Liputan6.com, Khartoum - Militer Sudan mengatakan pada hari Sabtu (23/11) bahwa mereka telah merebut kembali ibu kota negara bagian utama di selatan Khartoum dari paramiliter saingan yang telah menguasainya selama lima bulan terakhir.
Ibu kota negara bagian Sennar, Sinja, merupakan hadiah strategis dalam perang yang telah berlangsung selama 19 bulan antara militer reguler dan Rapid Support Forces (RSF) atau Pasukan Dukungan Cepat paramiliter karena terletak di jalan utama yang menghubungkan wilayah yang dikuasai militer di Sudan timur dan tengah.
Advertisement
Militer mengatakan bahwa Sinja telah "dibebaskan dari milisi teroris".
Mereka mengunggah rekaman di media sosial yang mereka katakan telah direkam di dalam pangkalan utama di kota tersebut.
"Sinja telah kembali ke pelukan bangsa," kata menteri informasi pemerintah yang didukung militer, Khaled al-Aiser, dalam sebuah pernyataan seperti dikutip dari AFP, Minggu (24/11/2024).
Kantor Aiser mengatakan bahwa kepala angkatan bersenjata Abdel Fattah al-Burhan telah melakukan perjalanan ke Kota Sennar, 60 kilometer (40 mil) ke utara, pada hari Sabtu (23/11) untuk "memeriksa operasi dan merayakan pembebasan Sinja".
RSF telah merebut kedua kota tersebut dalam serangan kilat pada bulan Juni yang menyebabkan hampir 726.000 warga sipil mengungsi, menurut data PBB.
Kelompok hak asasi manusia mengatakan bahwa mereka yang tidak mau atau tidak dapat pergi telah menghadapi kekerasan sewenang-wenang selama berbulan-bulan oleh para pejuang RSF.
Guru Sinja Abdullah al-Hassan berbicara tentang "kegembiraan yang tak terlukiskan" saat melihat tentara memasuki kota tersebut setelah "berbulan-bulan teror".
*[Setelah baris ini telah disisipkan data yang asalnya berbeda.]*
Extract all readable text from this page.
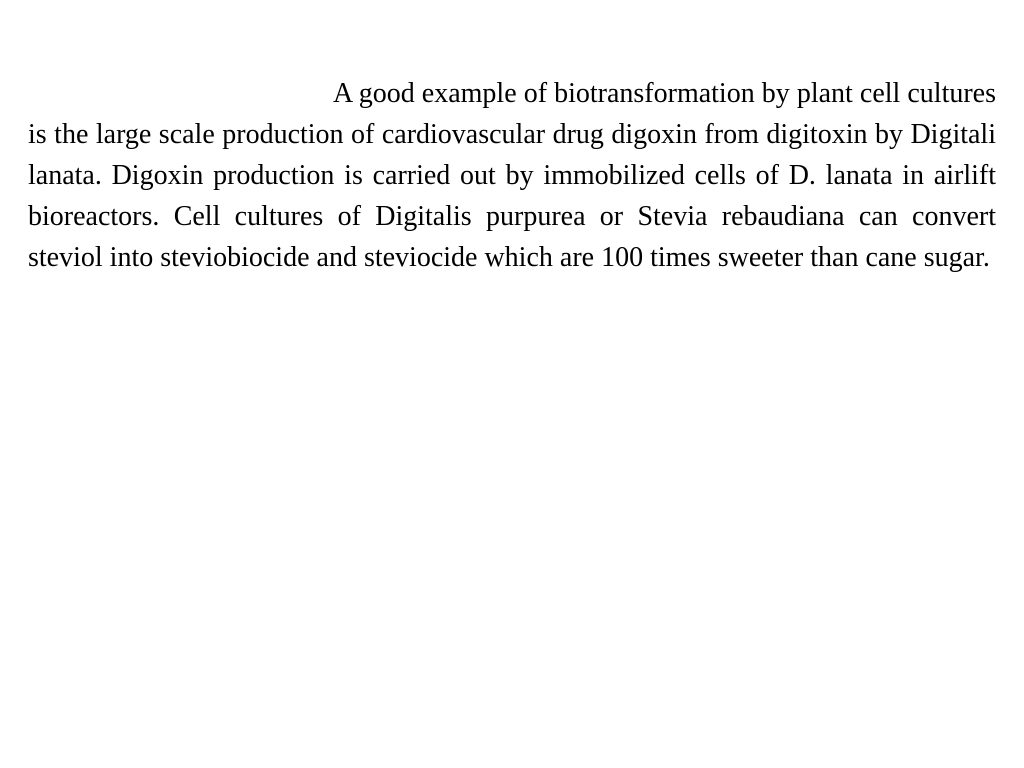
A good example of biotransformation by plant cell cultures is the large scale production of cardiovascular drug digoxin from digitoxin by Digitali lanata. Digoxin production is carried out by immobilized cells of D. lanata in airlift bioreactors. Cell cultures of Digitalis purpurea or Stevia rebaudiana can convert steviol into steviobiocide and steviocide which are 100 times sweeter than cane sugar.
"Setiap saat, Anda menunggu para pejuang milisi menerobos masuk dan memukuli atau menjarah Anda," kata pria berusia 53 tahun itu kepada AFP melalui telepon.
Soal Kejahatan Perang
Kedua belah pihak, baik tentara Sudan maupun RSF dalam konflik Sudan telah dituduh melakukan kejahatan perang, termasuk menembaki rumah, pasar, dan rumah sakit tanpa pandang bulu.
RSF juga dituduh melakukan eksekusi singkat, kekerasan seksual sistematis, dan penjarahan yang merajalela. Paramiliter tersebut menguasai hampir seluruh wilayah barat Darfur yang luas serta sebagian besar wilayah Kordofan di selatan. Mereka juga menguasai sebagian besar ibu kota Khartoum dan negara bagian pertanian utama Al-Jazira di sebelah selatannya.
Sejak April 2023, perang telah menewaskan puluhan ribu orang dan menyebabkan lebih dari 11 juta orang mengungsi - yang menurut PBB merupakan krisis pengungsian terbesar di dunia.
Dari negara bagian Gedaref di bagian timur - tempat lebih dari 1,1 juta orang mengungsi mencari perlindungan - Asia Khedr, 46 tahun, mengatakan ia berharap cobaan berat yang dialami keluarganya akan segera berakhir.
"Kami akhirnya akan pulang dan mengucapkan selamat tinggal pada kehidupan pengungsian dan penderitaan ini," kata Khedr kepada AFP.